Many adopters of low-code automation tools find big benefits in bringing stability to the code/no-code balancing act. It’s more than ending the frustration both sides feel—it’s about giving both sides more tools to be even more stellar at their jobs.
Every technology-driven company deals with the constant balancing act between the needs of those who do and don’t write code. Each group thinks they know best how to prioritize and build new processes or applications, not to mention what’s best for the company as a whole, leaving both frustrated by the constant battling. This is an area where low-code automation can play a role.
Why? Business users get frustrated when their requests are ignored, take longer than expected, or are delivered haphazardly without any feedback loops. IT teams manage their backlog as best they can, trying to divine good prioritization and estimates out of thin air while battling a queue of requests, bugs, and oftentimes mission-critical errors just to keep the company’s operations online.
Enter a growing ecosystem of tools, plus a new practice of enabling individual employees, to add a few extra pillars of support to this balancing act, if not stop it altogether.
Low-code automation tools help people with little or no coding knowledge build applications, processes, or experience with primarily visual, drag-and-drop tools. It’s similar to the comparison between using a website builder like Squarespace and opening up a text editor to write your HTML and CSS manually.
With low-code automation, business users can digitize manual processes or build entirely new workflows in minutes, dramatically reducing the “time-to-market” of their ideas. They’re suddenly empowered to take ownership of their tasks without needing to ask the IT team for help or getting stuck in a frustrating feedback loop.
IT teams have been skeptical of low-code tools, mostly due to concerns over governance, availability, and security. Still, their minds are changing thanks to a new breed of platforms that empower individuals while also ensuring best practices, supplementing the existing infrastructure rather than supplanting it.

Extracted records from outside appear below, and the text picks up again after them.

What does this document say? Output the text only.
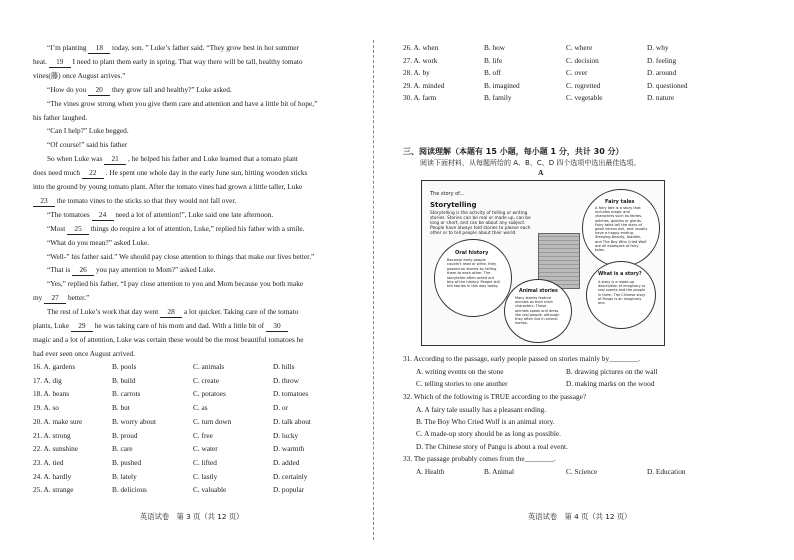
“I’m planting 18 today, son. ” Luke’s father said. “They grow best in hot summer
heat. 19 I need to plant them early in spring. That way there will be tall, healthy tomato
vines(藤) once August arrives.”
“How do you 20 they grow tall and healthy?” Luke asked.
“The vines grow strong when you give them care and attention and have a little bit of hope,”
his father laughed.
“Can I help?” Luke begged.
“Of course!” said his father
So when Luke was 21 , he helped his father and Luke learned that a tomato plant
does need much 22 . He spent one whole day in the early June sun, hitting wooden sticks
into the ground by young tomato plant. After the tomato vines had grown a little taller, Luke
23 the tomato vines to the sticks so that they would not fall over.
“The tomatoes 24 need a lot of attention!”, Luke said one late afternoon.
“Most 25 things do require a lot of attention, Luke,” replied his father with a smile.
“What do you mean?” asked Luke.
“Well-” his father said.” We should pay close attention to things that make our lives better.”
“That is 26 you pay attention to Mom?” asked Luke.
“Yes,” replied his father, “I pay close attention to you and Mom because you both make
my 27 better.”
The rest of Luke’s work that day went 28 a lot quicker. Taking care of the tomato
plants, Luke 29 he was taking care of his mom and dad. With a little bit of 30
magic and a lot of attention, Luke was certain these would be the most beautiful tomatoes he
had ever seen once August arrived.
16. A. gardens	B. pools	C. animals	D. hills
17. A. dig	B. build	C. create	D. throw
18. A. beans	B. carrots	C. potatoes	D. tomatoes
19. A. so	B. but	C. as	D. or
20. A. make sure	B. worry about	C. turn down	D. talk about
21. A. strong	B. proud	C. free	D. lucky
22. A. sunshine	B. care	C. water	D. warmth
23. A. tied	B. pushed	C. lifted	D. added
24. A. hardly	B. lately	C. lastly	D. certainly
25. A. strange	B. delicious	C. valuable	D. popular
26. A. when	B. how	C. where	D. why
27. A. work	B. life	C. decision	D. feeling
28. A. by	B. off	C. over	D. around
29. A. minded	B. imagined	C. regretted	D. questioned
30. A. farm	B. family	C. vegetable	D. nature
31. According to the passage, early people passed on stories mainly by________.
A. writing events on the stone	B. drawing pictures on the wall
C. telling stories to one another	D. making marks on the wood
32. Which of the following is TRUE according to the passage?
A. A fairy tale usually has a pleasant ending.
B. The Boy Who Cried Wolf is an animal story.
C. A made-up story should be as long as possible.
D. The Chinese story of Pangu is about a real event.
33. The passage probably comes from the________.
A. Health	B. Animal	C. Science	D. Education
三、阅读理解（本题有 15 小题，每小题 1 分，共计 30 分）
阅读下面材料，从每题所给的 A、B、C、D 四个选项中选出最佳选项。
A
The story of...
Storytelling
Storytelling is the activity of telling or writing stories. Stories can be real or made up, can be long or short, and can be about any subject. People have always told stories to please each other or to tell people about their world.
Fairy tales
A fairy tale is a story that includes magic and characters such as fairies, witches, goblins or giants. Fairy tales tell the story of good versus evil, and usually have a happy ending. Sleeping Beauty, Aladdin, and The Boy Who Cried Wolf are all examples of fairy tales.
Oral history
Because early people couldn’t read or write, they passed on stories by telling them to each other. The storyteller often acted out bits of the history. People still tell stories in this way today.
Animal stories
Many stories feature animals as their main characters. These animals speak and dress like real people, although they often live in animal homes.
What is a story?
A story is a made-up description of imaginary or real events and the people in them. The Chinese story of Pangu is an imaginary one.
英语试卷　第 3 页（共 12 页）	英语试卷　第 4 页（共 12 页）
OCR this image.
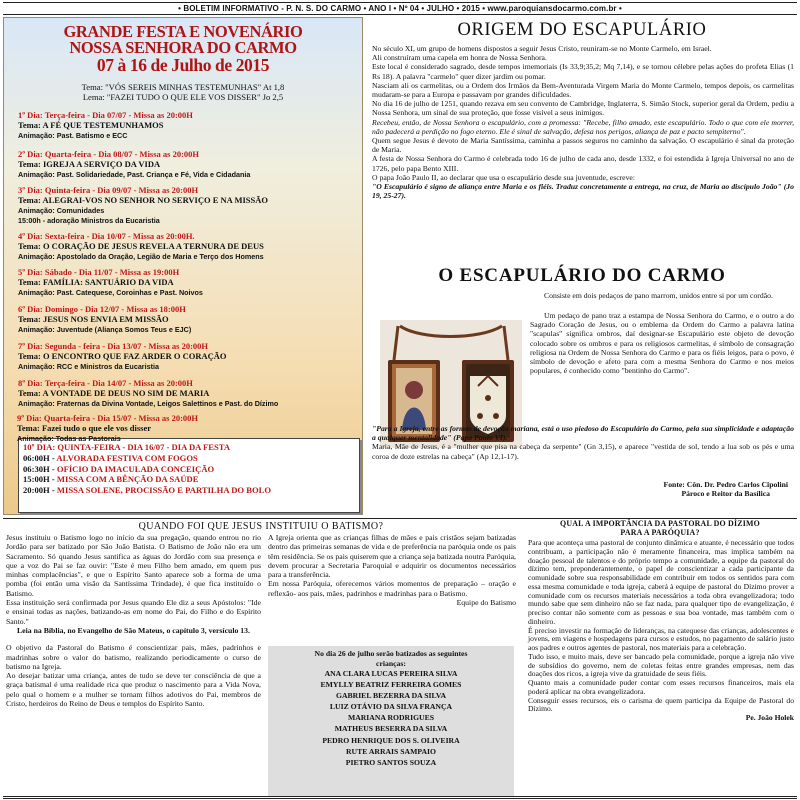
• BOLETIM INFORMATIVO - P. N. S. DO CARMO • ANO I • Nº 04 • JULHO • 2015 • www.paroquiansdocarmo.com.br •
GRANDE FESTA E NOVENÁRIO
NOSSA SENHORA DO CARMO
07 à 16 de Julho de 2015
Tema: "VÓS SEREIS MINHAS TESTEMUNHAS" At 1,8
Lema: "FAZEI TUDO O QUE ELE VOS DISSER" Jo 2,5
1º Dia: Terça-feira - Dia 07/07 - Missa as 20:00H
Tema: A FÉ QUE TESTEMUNHAMOS
Animação: Past. Batismo e ECC
2º Dia: Quarta-feira - Dia 08/07 - Missa as 20:00H
Tema: IGREJA A SERVIÇO DA VIDA
Animação: Past. Solidariedade, Past. Criança e Fé, Vida e Cidadania
3º Dia: Quinta-feira - Dia 09/07 - Missa as 20:00H
Tema: ALEGRAI-VOS NO SENHOR NO SERVIÇO E NA MISSÃO
Animação: Comunidades
15:00h - adoração Ministros da Eucaristia
4º Dia: Sexta-feira - Dia 10/07 - Missa as 20:00H.
Tema: O CORAÇÃO DE JESUS REVELA A TERNURA DE DEUS
Animação: Apostolado da Oração, Legião de Maria e Terço dos Homens
5º Dia: Sábado - Dia 11/07 - Missa as 19:00H
Tema: FAMÍLIA: SANTUÁRIO DA VIDA
Animação: Past. Catequese, Coroinhas e Past. Noivos
6º Dia: Domingo - Dia 12/07 - Missa as 18:00H
Tema: JESUS NOS ENVIA EM MISSÃO
Animação: Juventude (Aliança Somos Teus e EJC)
7º Dia: Segunda - feira - Dia 13/07 - Missa as 20:00H
Tema: O ENCONTRO QUE FAZ ARDER O CORAÇÃO
Animação: RCC e Ministros da Eucaristia
8º Dia: Terça-feira - Dia 14/07 - Missa as 20:00H
Tema: A VONTADE DE DEUS NO SIM DE MARIA
Animação: Fraternas da Divina Vontade, Leigos Salettinos e Past. do Dízimo
10º DIA: QUINTA-FEIRA - DIA 16/07 - DIA DA FESTA
06:00H - ALVORADA FESTIVA COM FOGOS
06:30H - OFÍCIO DA IMACULADA CONCEIÇÃO
15:00H - MISSA COM A BÊNÇÃO DA SAÚDE
20:00H - MISSA SOLENE, PROCISSÃO E PARTILHA DO BOLO
9º Dia: Quarta-feira - Dia 15/07 - Missa as 20:00H
Tema: Fazei tudo o que ele vos disser
Animação: Todas as Pastorais
ORIGEM DO ESCAPULÁRIO

No século XI, um grupo de homens dispostos a seguir Jesus Cristo, reuniram-se no Monte Carmelo, em Israel.

Ali construíram uma capela em honra de Nossa Senhora.

Este local é considerado sagrado, desde tempos imemoriais (Is 33,9;35,2; Mq 7,14), e se tornou célebre pelas ações do profeta Elias (1 Rs 18). A palavra "carmelo" quer dizer jardim ou pomar.

Nasciam ali os carmelitas, ou a Ordem dos Irmãos da Bem-Aventurada Virgem Maria do Monte Carmelo, tempos depois, os carmelitas mudaram-se para a Europa e passavam por grandes dificuldades.

No dia 16 de julho de 1251, quando rezava em seu convento de Cambridge, Inglaterra, S. Simão Stock, superior geral da Ordem, pediu a Nossa Senhora, um sinal de sua proteção, que fosse visível a seus inimigos.

Recebeu, então, de Nossa Senhora o escapulário, com a promessa: "Recebe, filho amado, este escapulário. Todo o que com ele morrer, não padecerá a perdição no fogo eterno. Ele é sinal de salvação, defesa nos perigos, aliança de paz e pacto sempiterno".

Quem segue Jesus é devoto de Maria Santíssima, caminha a passos seguros no caminho da salvação. O escapulário é sinal da proteção de Maria.

A festa de Nossa Senhora do Carmo é celebrada todo 16 de julho de cada ano, desde 1332, e foi estendida à Igreja Universal no ano de 1726, pelo papa Bento XIII.

O papa João Paulo II, ao declarar que usa o escapulário desde sua juventude, escreve:

"O Escapulário é signo de aliança entre Maria e os fiéis. Traduz concretamente a entrega, na cruz, de Maria ao discípulo João" (Jo 19, 25-27).

O ESCAPULÁRIO DO CARMO

Consiste em dois pedaços de pano marrom, unidos entre si por um cordão.

Um pedaço de pano traz a estampa de Nossa Senhora do Carmo, e o outro a do Sagrado Coração de Jesus, ou o emblema da Ordem do Carmo a palavra latina "scapulas" significa ombros, daí designar-se Escapulário este objeto de devoção colocado sobre os ombros e para os religiosos carmelitas, é símbolo de consagração religiosa na Ordem de Nossa Senhora do Carmo e para os fiéis leigos, para o povo, é símbolo de devoção e afeto para com a mesma Senhora do Carmo e nos meios populares, é conhecido como "bentinho do Carmo".

"Para a Igreja, entre as formas de devoção mariana, está o uso piedoso do Escapulário do Carmo, pela sua simplicidade e adaptação a qualquer mentalidade" (Papa Paulo VI).

Maria, Mãe de Jesus, é a "mulher que pisa na cabeça da serpente" (Gn 3,15), e aparece "vestida de sol, tendo a lua sob os pés e uma coroa de doze estrelas na cabeça" (Ap 12,1-17).

Fonte: Côn. Dr. Pedro Carlos Cipolini
Pároco e Reitor da Basílica
QUANDO FOI QUE JESUS INSTITUIU O BATISMO?

Jesus instituiu o Batismo logo no início da sua pregação, quando entrou no rio Jordão para ser batizado por São João Batista. O Batismo de João não era um Sacramento. Só quando Jesus santifica as águas do Jordão com sua presença e que a voz do Pai se faz ouvir: "Este é meu Filho bem amado, em quem pus minhas complacências", e que o Espírito Santo aparece sob a forma de uma pomba (foi então uma visão da Santíssima Trindade), é que fica instituído o Batismo.

Essa instituição será confirmada por Jesus quando Ele diz a seus Apóstolos: "Ide e ensinai todas as nações, batizando-as em nome do Pai, do Filho e do Espírito Santo."

Leia na Bíblia, no Evangelho de São Mateus, o capítulo 3, versículo 13.

O objetivo da Pastoral do Batismo é conscientizar pais, mães, padrinhos e madrinhas sobre o valor do batismo, realizando periodicamente o curso de batismo na Igreja.

Ao desejar batizar uma criança, antes de tudo se deve ter consciência de que a graça batismal é uma realidade rica que produz o nascimento para a Vida Nova, pelo qual o homem e a mulher se tornam filhos adotivos do Pai, membros de Cristo, herdeiros do Reino de Deus e templos do Espírito Santo.

A Igreja orienta que as crianças filhas de mães e pais cristãos sejam batizadas dentro das primeiras semanas de vida e de preferência na paróquia onde os pais têm residência. Se os pais quiserem que a criança seja batizada noutra Paróquia, devem procurar a Secretaria Paroquial e adquirir os documentos necessários para a transferência.

Em nossa Paróquia, oferecemos vários momentos de preparação – oração e reflexão- aos pais, mães, padrinhos e madrinhas para o Batismo.

Equipe do Batismo

No dia 26 de julho serão batizados as seguintes crianças:
ANA CLARA LUCAS PEREIRA SILVA
EMYLLY BEATRIZ FERREIRA GOMES
GABRIEL BEZERRA DA SILVA
LUIZ OTÁVIO DA SILVA FRANÇA
MARIANA RODRIGUES
MATHEUS BESERRA DA SILVA
PEDRO HENRIQUE DOS S. OLIVEIRA
RUTE ARRAIS SAMPAIO
PIETRO SANTOS SOUZA
QUAL A IMPORTÂNCIA DA PASTORAL DO DÍZIMO PARA A PARÓQUIA?

Para que aconteça uma pastoral de conjunto dinâmica e atuante, é necessário que todos contribuam, a participação não é meramente financeira, mas implica também na doação pessoal de talentos e do próprio tempo a comunidade, a equipe da pastoral do dízimo tem, preponderantemente, o papel de conscientizar a cada participante da comunidade sobre sua responsabilidade em contribuir em todos os sentidos para com essa mesma comunidade e toda igreja, caberá à equipe de pastoral do Dízimo prover a comunidade com os recursos materiais necessários a toda obra evangelizadora; todo mundo sabe que sem dinheiro não se faz nada, para qualquer tipo de evangelização, é preciso contar não somente com as pessoas e sua boa vontade, mas também com o dinheiro.

É preciso investir na formação de lideranças, na catequese das crianças, adolescentes e jovens, em viagens e hospedagens para cursos e estudos, no pagamento de salário justo aos padres e outros agentes de pastoral, nos materiais para a celebração.

Tudo isso, e muito mais, deve ser bancado pela comunidade, porque a igreja não vive de subsídios do governo, nem de coletas feitas entre grandes empresas, nem das doações dos ricos, a igreja vive da gratuidade de seus fiéis.

Quanto mais a comunidade puder contar com esses recursos financeiros, mais ela poderá aplicar na obra evangelizadora.

Conseguir esses recursos, eis o carisma de quem participa da Equipe de Pastoral do Dízimo.

Pe. João Holek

While efficiency gains are always welcome, many adopters of low-code automation tools find big benefits in bringing stability to the code/no-code balancing act. It’s more than ending the frustration both sides feel—it’s about giving both sides more tools to be even more stellar at their jobs.
Citizen development: At its core, citizen development is another way of describing the act of non-coders building new business processes or applications. On a deeper level, companies that encourage citizen development and apply this “developer” label to a broader range of employees find a growing culture of experimentation and fearlessness that’s increasingly necessary as more business decisions need to be made in real-time. It’s not about taking power away from IT teams but rather giving more people the powerful feeling of having built something new.
Create feedback loops between business users and IT: With the “old” model of internal development, the IT team often receives a request, develops it behind closed doors, and delivers a “finished” product—even if that’s not what the business user asked for. Imagine if the non-coders can build prototypes of a new application, or even 20% of a digitized process, to create a more complete user story. Now that they’re speaking the same language, IT teams can make improvements based on reality, not assumptions.
Eliminate shadow IT: Certain non-coders don’t take a “no” from IT for an answer. Instead of being patient or working on another process improvement, they build their own solution in secret. These “shadow IT” projects often became mission-critical for specific roles, which means if that person leaves the company, their replacement is now responsible for a workflow that no one understands or can support. A low-code automation platform ensures that business processes stay above the table while also fostering a culture of experimentation and moving fast.
Ensure compliance with business rules: Modern low-code automation tools don’t allow business users with root access to mission-critical infrastructure. They even allow IT teams to set up rigorous rules and define specific workflows or templates that business users can play around with. By defining safe paths, IT teams can get all of the aforementioned cultural benefits without worrying about dealing with a catastrophic failure thanks to an overeager intern in sales.
Gartner recently predicted that by 2024, 75 percent of major companies will employ not just one but four different low-code automation tools in the effort to improve the coder/non-coder relationship. For those still worrying over that balancing act, now’s the time to experiment and plan for future investment—your citizen developers in waiting will thank you.